Monday, 4 March 2013

To Remove Or Not To Remove - That Is The Question

During the course of standard compound curation, I come across problem inorganic compounds. An example of these are Cisplatin and Transplatin. These compounds only differ in the orientation of their complex bonds but complex bonds cannot be drawn in a standard molfile without causing InChI issues. At the  moment, they are kept separate by showing standard bonds between the Pt, Cl and NH3 in Cisplatin, but we have removed the bonds altogether for Transplatin. This is not an ideal situation, nor an accurate structural representation.

Another example is the compound, below left, and how it should look as a complex, right, from the paper:

At the moment, there are approximately 1,800 cases like this, which only accounts for 0.15% of the entire ChEMBL compound set.

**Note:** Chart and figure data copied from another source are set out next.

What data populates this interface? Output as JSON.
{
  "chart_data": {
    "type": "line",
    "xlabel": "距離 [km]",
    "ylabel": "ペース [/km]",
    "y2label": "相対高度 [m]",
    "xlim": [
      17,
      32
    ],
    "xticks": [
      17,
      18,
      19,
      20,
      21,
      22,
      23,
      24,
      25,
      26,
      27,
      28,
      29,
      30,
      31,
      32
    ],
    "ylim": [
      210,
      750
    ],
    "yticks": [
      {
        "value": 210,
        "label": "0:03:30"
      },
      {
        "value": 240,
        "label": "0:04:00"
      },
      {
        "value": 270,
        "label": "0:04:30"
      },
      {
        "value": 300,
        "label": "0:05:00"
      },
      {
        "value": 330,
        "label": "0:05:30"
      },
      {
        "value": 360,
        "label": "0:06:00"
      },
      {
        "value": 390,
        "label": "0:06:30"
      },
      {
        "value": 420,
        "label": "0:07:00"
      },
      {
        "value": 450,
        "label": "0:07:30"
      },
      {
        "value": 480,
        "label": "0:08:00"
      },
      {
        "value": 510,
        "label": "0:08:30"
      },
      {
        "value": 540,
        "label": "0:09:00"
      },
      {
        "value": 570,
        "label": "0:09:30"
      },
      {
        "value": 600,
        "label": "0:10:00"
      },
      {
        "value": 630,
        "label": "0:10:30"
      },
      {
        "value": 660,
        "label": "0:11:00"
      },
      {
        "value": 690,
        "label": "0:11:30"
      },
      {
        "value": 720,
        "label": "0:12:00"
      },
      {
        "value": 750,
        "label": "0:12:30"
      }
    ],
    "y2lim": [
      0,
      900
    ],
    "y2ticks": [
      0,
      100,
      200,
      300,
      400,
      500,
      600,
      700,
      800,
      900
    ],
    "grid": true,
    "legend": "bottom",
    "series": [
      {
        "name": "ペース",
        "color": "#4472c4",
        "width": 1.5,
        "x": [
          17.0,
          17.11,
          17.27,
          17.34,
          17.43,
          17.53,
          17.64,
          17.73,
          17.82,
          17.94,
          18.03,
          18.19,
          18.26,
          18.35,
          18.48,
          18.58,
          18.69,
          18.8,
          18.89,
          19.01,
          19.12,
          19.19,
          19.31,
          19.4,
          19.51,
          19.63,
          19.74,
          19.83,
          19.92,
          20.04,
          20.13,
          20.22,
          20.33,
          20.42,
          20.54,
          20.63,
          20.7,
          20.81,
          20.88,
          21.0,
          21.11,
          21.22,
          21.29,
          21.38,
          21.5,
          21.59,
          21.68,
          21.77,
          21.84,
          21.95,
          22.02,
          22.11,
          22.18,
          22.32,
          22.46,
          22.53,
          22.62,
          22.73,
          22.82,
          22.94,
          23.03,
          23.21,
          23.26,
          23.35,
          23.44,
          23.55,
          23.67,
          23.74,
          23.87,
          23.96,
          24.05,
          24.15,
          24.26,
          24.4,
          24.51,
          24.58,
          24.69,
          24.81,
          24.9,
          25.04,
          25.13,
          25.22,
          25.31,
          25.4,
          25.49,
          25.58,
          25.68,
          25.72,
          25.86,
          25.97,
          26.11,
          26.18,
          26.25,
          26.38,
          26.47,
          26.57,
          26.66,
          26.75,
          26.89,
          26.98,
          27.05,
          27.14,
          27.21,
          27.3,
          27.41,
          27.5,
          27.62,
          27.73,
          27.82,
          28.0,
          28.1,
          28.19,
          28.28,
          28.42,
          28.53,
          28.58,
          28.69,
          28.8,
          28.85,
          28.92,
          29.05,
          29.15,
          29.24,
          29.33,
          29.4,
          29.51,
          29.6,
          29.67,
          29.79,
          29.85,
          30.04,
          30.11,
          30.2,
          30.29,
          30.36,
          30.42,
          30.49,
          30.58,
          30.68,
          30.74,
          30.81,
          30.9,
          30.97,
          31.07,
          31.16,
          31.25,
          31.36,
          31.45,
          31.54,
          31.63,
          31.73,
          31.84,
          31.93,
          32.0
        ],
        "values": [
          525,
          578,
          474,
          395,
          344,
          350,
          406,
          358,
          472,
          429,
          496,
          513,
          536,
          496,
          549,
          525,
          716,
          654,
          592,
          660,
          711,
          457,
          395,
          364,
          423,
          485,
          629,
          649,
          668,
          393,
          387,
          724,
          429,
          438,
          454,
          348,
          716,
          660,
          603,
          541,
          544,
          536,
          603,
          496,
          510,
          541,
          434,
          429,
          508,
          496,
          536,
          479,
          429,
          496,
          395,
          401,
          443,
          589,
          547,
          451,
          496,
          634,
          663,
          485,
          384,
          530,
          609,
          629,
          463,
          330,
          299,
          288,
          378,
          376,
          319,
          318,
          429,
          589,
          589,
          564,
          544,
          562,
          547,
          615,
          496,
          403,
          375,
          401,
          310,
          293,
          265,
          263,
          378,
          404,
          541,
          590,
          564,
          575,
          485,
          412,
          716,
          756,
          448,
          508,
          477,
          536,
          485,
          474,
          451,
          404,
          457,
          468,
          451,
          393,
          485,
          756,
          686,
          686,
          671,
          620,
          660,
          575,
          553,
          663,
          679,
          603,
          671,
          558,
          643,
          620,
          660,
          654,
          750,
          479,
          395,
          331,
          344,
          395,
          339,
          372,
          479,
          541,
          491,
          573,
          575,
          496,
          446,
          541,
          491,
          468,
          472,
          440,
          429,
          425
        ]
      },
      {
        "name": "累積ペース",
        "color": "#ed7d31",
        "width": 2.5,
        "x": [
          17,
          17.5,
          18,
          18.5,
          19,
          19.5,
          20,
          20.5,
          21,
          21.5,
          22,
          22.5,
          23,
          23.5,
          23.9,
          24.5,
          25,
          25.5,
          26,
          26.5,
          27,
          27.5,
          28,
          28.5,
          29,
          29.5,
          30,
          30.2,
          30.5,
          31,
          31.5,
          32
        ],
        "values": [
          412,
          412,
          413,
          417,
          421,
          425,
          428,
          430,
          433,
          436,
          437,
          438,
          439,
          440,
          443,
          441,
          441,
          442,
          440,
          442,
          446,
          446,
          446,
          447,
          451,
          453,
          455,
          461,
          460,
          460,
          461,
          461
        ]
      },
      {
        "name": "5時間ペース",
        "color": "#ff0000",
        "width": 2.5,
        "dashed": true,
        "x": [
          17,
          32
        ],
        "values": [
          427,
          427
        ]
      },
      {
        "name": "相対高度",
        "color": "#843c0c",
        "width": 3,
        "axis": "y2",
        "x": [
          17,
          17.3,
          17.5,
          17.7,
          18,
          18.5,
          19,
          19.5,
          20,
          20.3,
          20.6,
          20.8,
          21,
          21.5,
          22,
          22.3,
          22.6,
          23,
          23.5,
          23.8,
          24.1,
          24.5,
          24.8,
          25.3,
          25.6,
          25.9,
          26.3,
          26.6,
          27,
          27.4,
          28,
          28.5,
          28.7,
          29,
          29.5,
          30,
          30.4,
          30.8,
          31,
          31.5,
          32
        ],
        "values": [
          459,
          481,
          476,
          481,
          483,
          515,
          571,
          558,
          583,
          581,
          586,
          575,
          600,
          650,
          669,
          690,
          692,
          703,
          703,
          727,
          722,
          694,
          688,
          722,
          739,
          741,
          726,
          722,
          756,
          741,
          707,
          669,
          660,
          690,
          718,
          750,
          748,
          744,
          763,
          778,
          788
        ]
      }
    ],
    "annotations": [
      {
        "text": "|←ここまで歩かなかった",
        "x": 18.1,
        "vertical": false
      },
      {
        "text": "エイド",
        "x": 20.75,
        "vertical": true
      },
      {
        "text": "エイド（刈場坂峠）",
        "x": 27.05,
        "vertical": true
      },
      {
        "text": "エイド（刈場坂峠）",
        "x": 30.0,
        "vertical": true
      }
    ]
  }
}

What we are proposing to do is to remove the structures for these complex compounds and to keep only their names and all of the associated biological data. This would then treat them in a similar way to the antibodies and large peptides that we store in ChEMBL.

So, we have set up an online private Doodle Poll for you, our users, to have your vote on whether we should remove the structures and keep the biological data, or leave them as they are.

Noel O'Boyle said...

Hi Louisa, you didn't say exactly whtat the proble is. Is it not possible to use the InChI software to generate different InChIs for cis and trans-platin? The "don't disconnect metals" option (/RecMet) is worth trying.

BTW, the link to the compound above is a different structure than shown in the image.

Louisa said...

Hi Noel

No, you can't generate different InChIs for trans and cisplatin.

The structures shown were taken from the original paper and ChEMBL. It was used to illustrate how covalent bonds are being used to show complex compounds where co-ordinate dative bonds should be used. Unfortunately, coordinate bonds do not give an acceptable InChI.
In the case shown on the post, covalent bonds have been used in place of coordinate bonds and so the NH3 group and NH2R group have lost a hydrogen so as not to have a charge.
As there are only few cases of this, we would like to remove the structure but keep the data. That way, we are not storing compounds with 'incorrect' bond types.